Wednesday, September 4, 2013

9/4: into Oregon

Almost 70mi today. At least 10 out of our way, though. 

We awoke to sunrise over the salmon channel. Gabe was right -- every different angle of the sun makes a different beautiful scene. 

Biked a bit through some back country full of cows and rusty farm equipment to get to another ferry, this one much smaller:
Picture the three of us clattering our bikes down this gangplank, nervous like foals going down that metal walkway.

This would be the start of a long time along the Lewis and Clark trail.

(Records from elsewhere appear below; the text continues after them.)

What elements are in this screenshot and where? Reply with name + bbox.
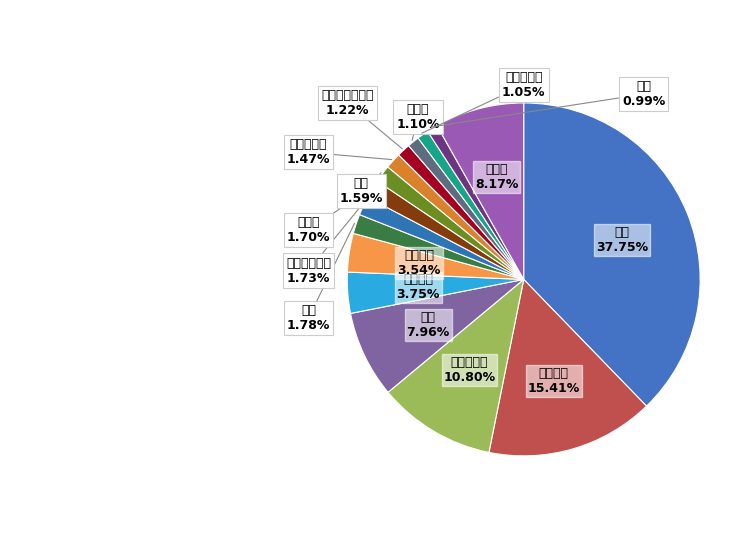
Wedge shape	[524, 103, 700, 406]
Text: ペルー
1.70%: ペルー 1.70%	[286, 188, 371, 244]
Text: タイ
1.78%: タイ 1.78%	[286, 223, 354, 332]
Text: ミャンマー
1.05%: ミャンマー 1.05%	[422, 72, 545, 133]
Wedge shape	[489, 279, 647, 456]
Wedge shape	[347, 233, 524, 279]
Wedge shape	[377, 167, 524, 279]
Text: その他
8.17%: その他 8.17%	[475, 163, 519, 191]
Wedge shape	[408, 138, 524, 279]
Text: バングラデシュ
1.22%: バングラデシュ 1.22%	[321, 89, 403, 149]
Text: インドネシア
1.73%: インドネシア 1.73%	[286, 205, 362, 284]
Text: 中国
37.75%: 中国 37.75%	[596, 226, 648, 254]
Wedge shape	[368, 181, 524, 279]
Text: ブラジル
3.75%: ブラジル 3.75%	[397, 273, 440, 301]
Text: 米国
0.99%: 米国 0.99%	[431, 80, 665, 127]
Text: トルコ
1.10%: トルコ 1.10%	[396, 103, 440, 140]
Text: フィリピン
10.80%: フィリピン 10.80%	[443, 356, 496, 384]
Text: ネパール
3.54%: ネパール 3.54%	[397, 249, 441, 277]
Wedge shape	[388, 155, 524, 279]
Wedge shape	[437, 103, 524, 279]
Wedge shape	[418, 131, 524, 279]
Text: パキスタン
1.47%: パキスタン 1.47%	[286, 139, 391, 166]
Text: ベトナム
15.41%: ベトナム 15.41%	[528, 367, 579, 395]
Wedge shape	[347, 272, 524, 314]
Wedge shape	[351, 279, 524, 392]
Wedge shape	[399, 146, 524, 279]
Wedge shape	[428, 126, 524, 279]
Wedge shape	[388, 279, 524, 453]
Text: 台湾
1.59%: 台湾 1.59%	[340, 173, 383, 205]
Text: 韓国
7.96%: 韓国 7.96%	[406, 311, 450, 339]
Wedge shape	[360, 197, 524, 279]
Wedge shape	[353, 214, 524, 279]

We ground upwards a couple hours to get to this vista in Oregon:
The route was not very scenic, but lots of blackberries on the roadside:
Matt and Gabe would be popping these at any opportunity, but I don't think I had a single wild blackberry the whole trip. Hadn't they heard of Agent Orange?

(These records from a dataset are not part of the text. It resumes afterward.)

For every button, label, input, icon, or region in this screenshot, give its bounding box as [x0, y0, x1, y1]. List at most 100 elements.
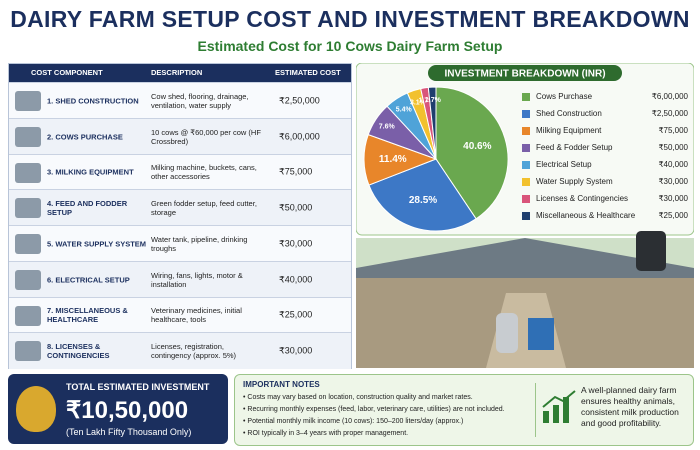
slice-label: 3.1%: [410, 100, 427, 107]
description: Water tank, pipeline, drinking troughs: [151, 234, 248, 253]
legend-label: Feed & Fodder Setup: [536, 143, 613, 152]
legend-amount: ₹75,000: [658, 126, 688, 135]
table-row: 7. MISCELLANEOUS & HEALTHCARE Veterinary …: [9, 296, 351, 334]
cost-component: 5. WATER SUPPLY SYSTEM: [47, 239, 147, 249]
legend-label: Cows Purchase: [536, 92, 593, 101]
slice-label: 28.5%: [409, 195, 437, 206]
estimated-cost: ₹50,000: [279, 202, 313, 213]
description: Wiring, fans, lights, motor & installati…: [151, 270, 243, 289]
legend-label: Miscellaneous & Healthcare: [536, 211, 636, 220]
slice-label: 5.4%: [396, 106, 413, 113]
legend-swatch: [522, 178, 530, 186]
legend-swatch: [522, 127, 530, 135]
note-item: • Recurring monthly expenses (feed, labo…: [243, 406, 505, 413]
cost-component: 6. ELECTRICAL SETUP: [47, 275, 130, 285]
cost-table: COST COMPONENT DESCRIPTION ESTIMATED COST …: [8, 63, 352, 369]
slice-label: 1.7%: [425, 97, 442, 104]
legend-swatch: [522, 93, 530, 101]
pie-slice: [435, 86, 509, 220]
legend-swatch: [522, 195, 530, 203]
description: Veterinary medicines, initial healthcare…: [151, 306, 242, 325]
legend-amount: ₹30,000: [658, 194, 688, 203]
cost-component: 4. FEED AND FODDER SETUP: [47, 199, 128, 218]
table-row: 2. COWS PURCHASE 10 cows @ ₹60,000 per co…: [9, 117, 351, 155]
legend-swatch: [522, 110, 530, 118]
description: Licenses, registration, contingency (app…: [151, 342, 237, 361]
cost-component: 3. MILKING EQUIPMENT: [47, 167, 134, 177]
chart: INVESTMENT BREAKDOWN (INR) 40.6% 28.5% 11.…: [356, 63, 694, 368]
legend-amount: ₹25,000: [658, 211, 688, 220]
notes-title: IMPORTANT NOTES: [243, 380, 320, 389]
legend-label: Licenses & Contingencies: [536, 194, 628, 203]
row-icon: [15, 198, 41, 219]
cost-component: 1. SHED CONSTRUCTION: [47, 96, 139, 106]
table-row: 8. LICENSES & CONTINGENCIES Licenses, reg…: [9, 332, 351, 369]
description: Cow shed, flooring, drainage, ventilatio…: [151, 91, 249, 110]
slice-label: 11.4%: [379, 154, 407, 165]
notes-box: IMPORTANT NOTES • Costs may vary based o…: [234, 374, 694, 446]
legend-amount: ₹50,000: [658, 143, 688, 152]
legend-label: Water Supply System: [536, 177, 613, 186]
slice-label: 40.6%: [463, 141, 491, 152]
chart-title: INVESTMENT BREAKDOWN (INR): [444, 69, 605, 80]
legend-label: Shed Construction: [536, 109, 602, 118]
farm-photo: [356, 231, 694, 368]
page-subtitle: Estimated Cost for 10 Cows Dairy Farm Se…: [197, 38, 503, 54]
growth-icon: [542, 390, 576, 423]
slice-label: 1.7%: [419, 98, 436, 105]
description: 10 cows @ ₹60,000 per cow (HF Crossbred): [151, 127, 261, 146]
row-icon: [15, 234, 41, 254]
money-bag-icon: [16, 386, 56, 432]
legend-amount: ₹30,000: [658, 177, 688, 186]
slice-label: 7.6%: [379, 123, 396, 130]
legend-amount: ₹6,00,000: [652, 92, 689, 101]
cost-component: 2. COWS PURCHASE: [47, 132, 123, 142]
notes-list: • Costs may vary based on location, cons…: [243, 392, 528, 440]
estimated-cost: ₹40,000: [279, 274, 313, 285]
note-item: • Potential monthly milk income (10 cows…: [243, 418, 464, 425]
estimated-cost: ₹30,000: [279, 345, 313, 356]
row-icon: [15, 269, 41, 290]
total-words: (Ten Lakh Fifty Thousand Only): [66, 427, 192, 437]
estimated-cost: ₹75,000: [279, 166, 313, 177]
estimated-cost: ₹2,50,000: [279, 95, 320, 106]
row-icon: [15, 305, 41, 326]
legend-swatch: [522, 161, 530, 169]
column-header: COST COMPONENT: [9, 64, 147, 82]
row-icon: [15, 91, 41, 111]
page-title: DAIRY FARM SETUP COST AND INVESTMENT BRE…: [10, 6, 690, 32]
estimated-cost: ₹6,00,000: [279, 131, 320, 142]
note-item: • Costs may vary based on location, cons…: [243, 394, 473, 401]
column-header: ESTIMATED COST (INR): [271, 64, 351, 95]
total-amount: ₹10,50,000: [66, 397, 189, 424]
table-row: 4. FEED AND FODDER SETUP Green fodder set…: [9, 189, 351, 226]
table-row: 3. MILKING EQUIPMENT Milking machine, buc…: [9, 153, 351, 191]
tip-text: A well-planned dairy farm ensures health…: [581, 385, 679, 428]
table-row: 6. ELECTRICAL SETUP Wiring, fans, lights,…: [9, 260, 351, 298]
legend-label: Milking Equipment: [536, 126, 602, 135]
chart-title-bg: [428, 65, 622, 81]
total-label: TOTAL ESTIMATED INVESTMENT: [66, 382, 210, 392]
description: Green fodder setup, feed cutter, storage: [151, 199, 257, 218]
column-header: DESCRIPTION: [147, 64, 271, 82]
total-box: TOTAL ESTIMATED INVESTMENT ₹10,50,000 (T…: [8, 374, 228, 444]
pie-slice: [368, 158, 477, 232]
row-icon: [15, 126, 41, 147]
legend-swatch: [522, 144, 530, 152]
table-row: 1. SHED CONSTRUCTION Cow shed, flooring, …: [9, 82, 351, 119]
description: Milking machine, buckets, cans, other ac…: [151, 163, 257, 182]
legend-amount: ₹2,50,000: [652, 109, 689, 118]
cost-component: 7. MISCELLANEOUS & HEALTHCARE: [47, 306, 128, 325]
row-icon: [15, 162, 41, 183]
cost-component: 8. LICENSES & CONTINGENCIES: [47, 342, 110, 361]
legend-label: Electrical Setup: [536, 160, 592, 169]
estimated-cost: ₹25,000: [279, 309, 313, 320]
divider: [535, 383, 536, 437]
row-icon: [15, 341, 41, 362]
legend-amount: ₹40,000: [658, 160, 688, 169]
table-row: 5. WATER SUPPLY SYSTEM Water tank, pipeli…: [9, 225, 351, 262]
legend-swatch: [522, 212, 530, 220]
note-item: • ROI typically in 3–4 years with proper…: [243, 430, 409, 437]
pie-slice: [427, 86, 437, 160]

After a ton of climbs and dips, we got to Astoria, which was extremely quaint and charming:
Gabe reposed in front of a legitimate trading store. Too quaint for me to check out.

The vibe is incredibly west coast. Even in town, we would just lean our bikes outside a shop and go in to order. For sure it was a false sense of security, but I guess we lucked out and never had any problems.

 Got lunch at the well-reviewed Bowpicker's, a converted fishing ship that sold fish and chips:
They don't use ordinary whitefish or cod. Not sure what it was, but it was firm and good. They had a decal from the route maps we're using!:
Those posted hours are very typically west coast, IMO.

As we ate, a few other bike tourist parties coasted by. We gave them very firm nods, as though we'd been doing this all our lives.

After lunch, we continued along the path of the trail toward the sea. We could have gone on 101 for most of it, but this way was more scenic. Extremely hard climbing, but beautiful. 
Eventually, we got back onto 101, at which point I started singing the OC theme song. We wanted to camp on the beach and got lost trying to find the campground. Seems like beachfront property development might have taken camping out at that site. Developers clearly couldn't keep out the local fauna, though:
We cautiously biked through this herd of elk to the beach, and then back when it didn't have camping. I haven't been this close to large wild animals in the open before. At one point, an elk was maybe 20 feet from us. The whole time we crept by it, I thought, "we're so screwed in one of these charges us. What about the whole herd?"

So we doubled back to an RV camp. 
Cons:
- no view
- expensive
Pros:
- hot showers
- laundry
- camp kitty cat
- wifi

The hellish climbs and fast descents made me think of something -- ups and downs can follow one another in life. It's the ups that are fun in life, though. If you can live out the hard parts, there just might be a reward just around the bend.